Sustaining Forest Productivity Through Soil Quality Standards: A Coordinated U.S. Effort

Authors
Robert Powers
Peter Avers
Resource Date:
1995
Page Length
49

Along with water and air, soil is the most fundamental of resources.  This unconsolidated skin of the earth is the source from which many other resources and our most valued commodities flow.  And along with clean water and air, healthy and productive soil is vital to a healthy and productive society.  On a human time scale, soil is nonrenewable.  Thus, in the fullest sense, soil is a heritage to be protected and, where necessary, to be repaired or improved as we pass it from one generation to the next.

Clear though this principle may be to some of us, it seems opaque to most of modern society to whom soil-derived resources simply are products of grocery stores, furniture shops, retail lumber yards and news stands.  That soil is as common as air makes is just as invisible.

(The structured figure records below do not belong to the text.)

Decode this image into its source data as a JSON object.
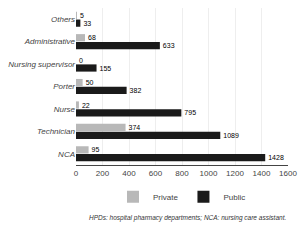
{
  "chart_data": {
    "type": "bar",
    "orientation": "horizontal",
    "categories": [
      "NCA",
      "Technician",
      "Nurse",
      "Porter",
      "Nursing supervisor",
      "Administrative",
      "Others"
    ],
    "series": [
      {
        "name": "Private",
        "color": "#b8b8b8",
        "values": [
          95,
          374,
          22,
          50,
          0,
          68,
          5
        ]
      },
      {
        "name": "Public",
        "color": "#1a1a1a",
        "values": [
          1428,
          1089,
          795,
          382,
          155,
          633,
          33
        ]
      }
    ],
    "xlim": [
      0,
      1600
    ],
    "xticks": [
      0,
      200,
      400,
      600,
      800,
      1000,
      1200,
      1400,
      1600
    ],
    "grid": true,
    "data_labels": true,
    "legend": "bottom",
    "annotations": [
      "HPDs: hospital pharmacy departments; NCA: nursing care assistant."
    ]
  }
}
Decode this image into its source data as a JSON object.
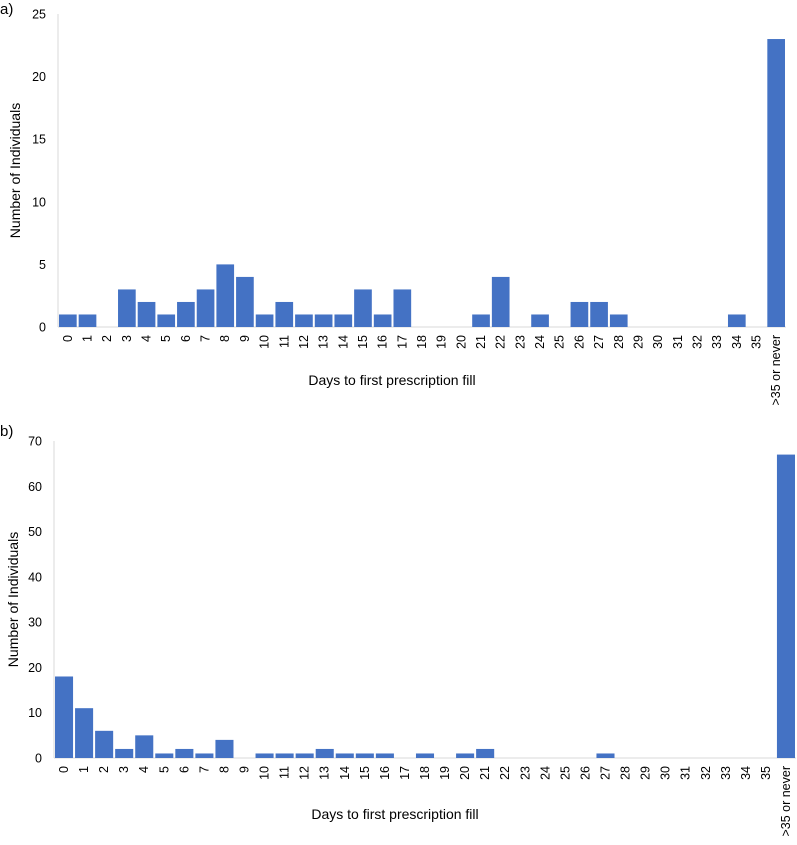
{
  "chart_data": [
    {
      "panel": "a)",
      "type": "bar",
      "title": "",
      "xlabel": "Days to first prescription fill",
      "ylabel": "Number of Individuals",
      "ylim": [
        0,
        25
      ],
      "yticks": [
        0,
        5,
        10,
        15,
        20,
        25
      ],
      "grid": false,
      "bar_color": "#4472C4",
      "categories": [
        "0",
        "1",
        "2",
        "3",
        "4",
        "5",
        "6",
        "7",
        "8",
        "9",
        "10",
        "11",
        "12",
        "13",
        "14",
        "15",
        "16",
        "17",
        "18",
        "19",
        "20",
        "21",
        "22",
        "23",
        "24",
        "25",
        "26",
        "27",
        "28",
        "29",
        "30",
        "31",
        "32",
        "33",
        "34",
        "35",
        ">35 or never"
      ],
      "values": [
        1,
        1,
        0,
        3,
        2,
        1,
        2,
        3,
        5,
        4,
        1,
        2,
        1,
        1,
        1,
        3,
        1,
        3,
        0,
        0,
        0,
        1,
        4,
        0,
        1,
        0,
        2,
        2,
        1,
        0,
        0,
        0,
        0,
        0,
        1,
        0,
        23
      ]
    },
    {
      "panel": "b)",
      "type": "bar",
      "title": "",
      "xlabel": "Days to first prescription fill",
      "ylabel": "Number of Individuals",
      "ylim": [
        0,
        70
      ],
      "yticks": [
        0,
        10,
        20,
        30,
        40,
        50,
        60,
        70
      ],
      "grid": false,
      "bar_color": "#4472C4",
      "categories": [
        "0",
        "1",
        "2",
        "3",
        "4",
        "5",
        "6",
        "7",
        "8",
        "9",
        "10",
        "11",
        "12",
        "13",
        "14",
        "15",
        "16",
        "17",
        "18",
        "19",
        "20",
        "21",
        "22",
        "23",
        "24",
        "25",
        "26",
        "27",
        "28",
        "29",
        "30",
        "31",
        "32",
        "33",
        "34",
        "35",
        ">35 or never"
      ],
      "values": [
        18,
        11,
        6,
        2,
        5,
        1,
        2,
        1,
        4,
        0,
        1,
        1,
        1,
        2,
        1,
        1,
        1,
        0,
        1,
        0,
        1,
        2,
        0,
        0,
        0,
        0,
        0,
        1,
        0,
        0,
        0,
        0,
        0,
        0,
        0,
        0,
        67
      ]
    }
  ]
}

Irrespective of general apathy or ignorance, sustaining the long-term productivity of our forested lands should be an
ethical and economic aim of enlightened forest management. For the USDA Forest Service, there is a legal reason, too. Among the World's nations, the United States and the Netherlands stand alone in their legal mandates for good land stewardship. In the Netherlands, the Dutch Soil Protection Act of 1987 requires that soil must not be treated in a way that degrades its capacity for such multiple functions as grazing, ground water recharge, or crop production . In the United States, the Multiple Use and Sustained Yield Act of 1960, the National Environmental Policy Act of 1969, the Forest and Rangeland Renewable Resources Planning Act of 1974, and the National Forest Management Act of 1976 (NFMA) all bind the USDA Forest Service with managing renewable resources without permanently impairing the productivity of the land.